About the AI & Sustainability Lab

AI & Sustainability Lab

In the AI labs we work on societal challenges from a multidisciplinary perspective. One of the most pressing societal issues is the sustainability of our environment. In the AI & Sustainability Lab, researchers from the Faculty of Geosciences and the department of Information and Computing Sciences of the Faculty of Science will collaborate with other departments, institutes, companies and public organisations. The researchers will use various innovative techniques from AI and data science to address sustainability challenges such as climate change, the energy transition, and urban systems.

Optimising Earth Systems and Digital Twins: Towards sustainable futures

The long-term effects of climate change on earth are challenging to predict. And with that, so are the long-term effects of policies and legislations implemented in order to mitigate climate change. With the use of AI, we will be able to safely test those effects in a digital space using Digital Twins of the Earth: computer-based simulations that try to reproduce, as faithfully and accurately as possible with current high-performance computing power, a system or phenomenon from the real world. This may include naturally-occurring or man-made systems, or relevant combinations of the two.

These tools help us understand complex dynamics and interactions providing possible pathways to more sustainable systems. The high predictive power of the digital twin allows us to test interventions that will push outcomes in a desirable direction, such as climate change mitigation measures. These projects will give decision makers the tools and information they need to take those measures responsibly and efficiently.

Information extraction from Big Geoscience Data

Basic and applied research in the Geosciences are undergoing a fundamental change because of the exponential increase in available data. How do we extract and combine information from a multitude of data sources in a consistent, correct, safe, reliable and efficient manner? 

Social media, automated sensing, and large digital databases provide enormous potential for improving our understanding of Geoscience systems as well as for reconstruction and prediction of spatio-temporal phenomena, essential for decision making and sustainability. To make sense of these massive, complex data sets, AI methods are needed that are capable of extracting useful information from crude data.

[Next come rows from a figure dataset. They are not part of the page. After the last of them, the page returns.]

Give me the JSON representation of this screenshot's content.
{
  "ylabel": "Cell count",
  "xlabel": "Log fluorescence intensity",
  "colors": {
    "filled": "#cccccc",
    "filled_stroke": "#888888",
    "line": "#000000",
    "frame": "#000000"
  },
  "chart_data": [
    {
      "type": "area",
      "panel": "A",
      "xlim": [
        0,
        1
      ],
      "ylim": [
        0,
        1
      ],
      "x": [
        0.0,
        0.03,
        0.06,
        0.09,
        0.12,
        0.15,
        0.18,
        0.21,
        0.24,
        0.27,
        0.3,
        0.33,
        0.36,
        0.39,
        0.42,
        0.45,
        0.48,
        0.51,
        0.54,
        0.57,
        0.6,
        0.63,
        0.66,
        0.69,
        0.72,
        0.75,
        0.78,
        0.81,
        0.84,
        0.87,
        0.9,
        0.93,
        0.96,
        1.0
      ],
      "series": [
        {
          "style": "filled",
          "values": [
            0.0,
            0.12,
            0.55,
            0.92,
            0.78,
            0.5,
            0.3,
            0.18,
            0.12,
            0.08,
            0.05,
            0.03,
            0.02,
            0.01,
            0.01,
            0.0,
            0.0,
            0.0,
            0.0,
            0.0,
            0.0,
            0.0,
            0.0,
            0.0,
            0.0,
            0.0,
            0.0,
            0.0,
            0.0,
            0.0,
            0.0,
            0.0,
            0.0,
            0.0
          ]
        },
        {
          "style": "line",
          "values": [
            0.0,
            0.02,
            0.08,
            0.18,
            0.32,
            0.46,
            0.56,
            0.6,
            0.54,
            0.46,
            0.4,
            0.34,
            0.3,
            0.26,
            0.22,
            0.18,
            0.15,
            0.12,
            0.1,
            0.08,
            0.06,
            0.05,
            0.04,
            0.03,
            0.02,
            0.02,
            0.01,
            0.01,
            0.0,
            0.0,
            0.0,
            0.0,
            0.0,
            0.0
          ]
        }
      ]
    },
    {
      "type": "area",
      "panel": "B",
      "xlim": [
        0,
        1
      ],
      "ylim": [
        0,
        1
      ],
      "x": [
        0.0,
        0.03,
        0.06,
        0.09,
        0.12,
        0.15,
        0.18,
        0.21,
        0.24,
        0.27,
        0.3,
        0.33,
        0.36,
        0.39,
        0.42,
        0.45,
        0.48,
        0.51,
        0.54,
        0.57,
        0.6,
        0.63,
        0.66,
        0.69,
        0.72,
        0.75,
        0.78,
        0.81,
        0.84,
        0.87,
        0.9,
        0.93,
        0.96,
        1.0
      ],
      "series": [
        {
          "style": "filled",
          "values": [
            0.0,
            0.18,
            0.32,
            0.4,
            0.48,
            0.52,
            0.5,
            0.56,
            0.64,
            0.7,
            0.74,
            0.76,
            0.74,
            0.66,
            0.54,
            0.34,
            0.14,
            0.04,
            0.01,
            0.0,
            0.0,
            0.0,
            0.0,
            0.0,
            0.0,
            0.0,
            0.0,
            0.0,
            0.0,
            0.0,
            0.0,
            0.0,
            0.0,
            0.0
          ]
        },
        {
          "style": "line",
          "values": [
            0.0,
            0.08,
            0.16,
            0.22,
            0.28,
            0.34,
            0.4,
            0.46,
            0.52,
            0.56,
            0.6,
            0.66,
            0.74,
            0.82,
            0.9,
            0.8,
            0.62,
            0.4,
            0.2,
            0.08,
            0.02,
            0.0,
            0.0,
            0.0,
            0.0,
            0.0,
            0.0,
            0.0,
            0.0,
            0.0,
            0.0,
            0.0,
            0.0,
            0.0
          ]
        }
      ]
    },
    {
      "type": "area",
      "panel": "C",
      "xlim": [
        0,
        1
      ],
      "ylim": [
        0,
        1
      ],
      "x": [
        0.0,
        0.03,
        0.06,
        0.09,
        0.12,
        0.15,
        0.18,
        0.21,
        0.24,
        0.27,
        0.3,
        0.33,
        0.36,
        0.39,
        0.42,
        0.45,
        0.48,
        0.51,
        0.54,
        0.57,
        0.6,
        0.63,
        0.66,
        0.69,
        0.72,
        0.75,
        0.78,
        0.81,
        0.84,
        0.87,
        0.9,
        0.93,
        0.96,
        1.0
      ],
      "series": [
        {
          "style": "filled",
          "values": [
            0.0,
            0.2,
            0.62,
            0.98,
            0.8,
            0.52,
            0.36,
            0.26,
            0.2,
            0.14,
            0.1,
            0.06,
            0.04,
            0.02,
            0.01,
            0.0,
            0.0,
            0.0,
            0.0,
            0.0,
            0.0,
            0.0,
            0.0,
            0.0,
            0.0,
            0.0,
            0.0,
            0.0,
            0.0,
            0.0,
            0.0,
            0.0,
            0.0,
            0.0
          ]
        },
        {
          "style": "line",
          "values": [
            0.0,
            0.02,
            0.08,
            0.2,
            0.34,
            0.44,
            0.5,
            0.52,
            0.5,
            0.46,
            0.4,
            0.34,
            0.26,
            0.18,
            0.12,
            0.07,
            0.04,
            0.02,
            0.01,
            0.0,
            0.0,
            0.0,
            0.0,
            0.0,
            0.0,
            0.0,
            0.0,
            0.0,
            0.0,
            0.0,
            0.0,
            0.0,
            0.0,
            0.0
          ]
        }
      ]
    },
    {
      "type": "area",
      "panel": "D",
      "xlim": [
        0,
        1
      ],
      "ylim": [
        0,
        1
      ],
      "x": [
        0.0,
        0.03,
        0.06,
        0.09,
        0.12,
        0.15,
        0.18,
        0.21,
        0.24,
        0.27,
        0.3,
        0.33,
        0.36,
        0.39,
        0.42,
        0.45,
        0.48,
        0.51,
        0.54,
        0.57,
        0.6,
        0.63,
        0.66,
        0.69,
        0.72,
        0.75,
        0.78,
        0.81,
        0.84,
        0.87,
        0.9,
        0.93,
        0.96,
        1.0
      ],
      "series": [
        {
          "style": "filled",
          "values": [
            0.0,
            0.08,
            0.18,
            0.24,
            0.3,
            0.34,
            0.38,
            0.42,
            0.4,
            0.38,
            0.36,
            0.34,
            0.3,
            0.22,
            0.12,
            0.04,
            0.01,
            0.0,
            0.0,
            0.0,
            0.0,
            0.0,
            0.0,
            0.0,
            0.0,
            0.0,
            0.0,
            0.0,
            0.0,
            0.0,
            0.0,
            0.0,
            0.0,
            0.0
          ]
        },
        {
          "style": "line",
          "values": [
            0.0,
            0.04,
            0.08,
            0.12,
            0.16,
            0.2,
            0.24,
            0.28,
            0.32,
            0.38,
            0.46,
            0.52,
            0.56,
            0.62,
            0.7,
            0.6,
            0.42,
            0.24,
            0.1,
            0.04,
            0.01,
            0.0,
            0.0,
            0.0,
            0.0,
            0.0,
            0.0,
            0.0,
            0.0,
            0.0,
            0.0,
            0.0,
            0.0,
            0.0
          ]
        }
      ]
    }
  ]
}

Making Geo-data accessible

Geoscience (research) data potentially have an enormous value for research within and beyond the Geoscience domain and for scientifically informed policy and decision making at multiple levels: from the use of geographically referenced data for personal decision making to policy making regarding climate change and environmental sustainability. However, it is still a challenge to spread, archive, and use data in an effective, FAIR manner; especially when it concerns Big Data sets.

The AI & Sustainability Lab aims to develop methods to organise, store and make accessible Geoscience data in databases, methods for data interoperability for exchange of data between databases and between computer models, methods to convert data into meaningful information that can be used by the public, and scientific visualisation routines for Geoscience data. By tackling this challenge, the lab contributes to FAIR data and software, which is a crucial part of Utrecht University’s ambition to work towards Open Science.

Artificial Intelligence for Sustainability

Artificial Intelligence and data science can make an important contribution to these challenges. Key technologies include:

  • Explainable AI - methods, techniques, and tools aimed to help practitioners to understand, steer, and improve the working of AI algorithms by ‘opening the black box’ that many such algorithms actually are. By being able to look into the inner workings of algorithms, in the future we will be able to recognise uncertainties and biases in order to improve policies and legislation based on algorithms.
  • Large scale data-intensive systems - to develop new techniques and algorithms that allow the construction, combination and execution of (very) large scale data-intensive and/or computing-intensive applications.
  • Human-centric computing - to facilitate a better understanding of users of complex computational ‘decision support’ systems and to increase acceptance. Where does the human come into the picture? And where is the human side in decision-making based on AI?

Utrecht University network

Research in the AI & Sustainability Lab is centred around Utrecht University’s strategic theme Pathways to Sustainability. The work will build upon and complement that of Utrecht University’s Digital Humanities Lab and the focus areas Applied Data Science and Human-centered AI, and will work towards solving sustainability issues as well as continuously innovating and developing novel AI and data science techniques.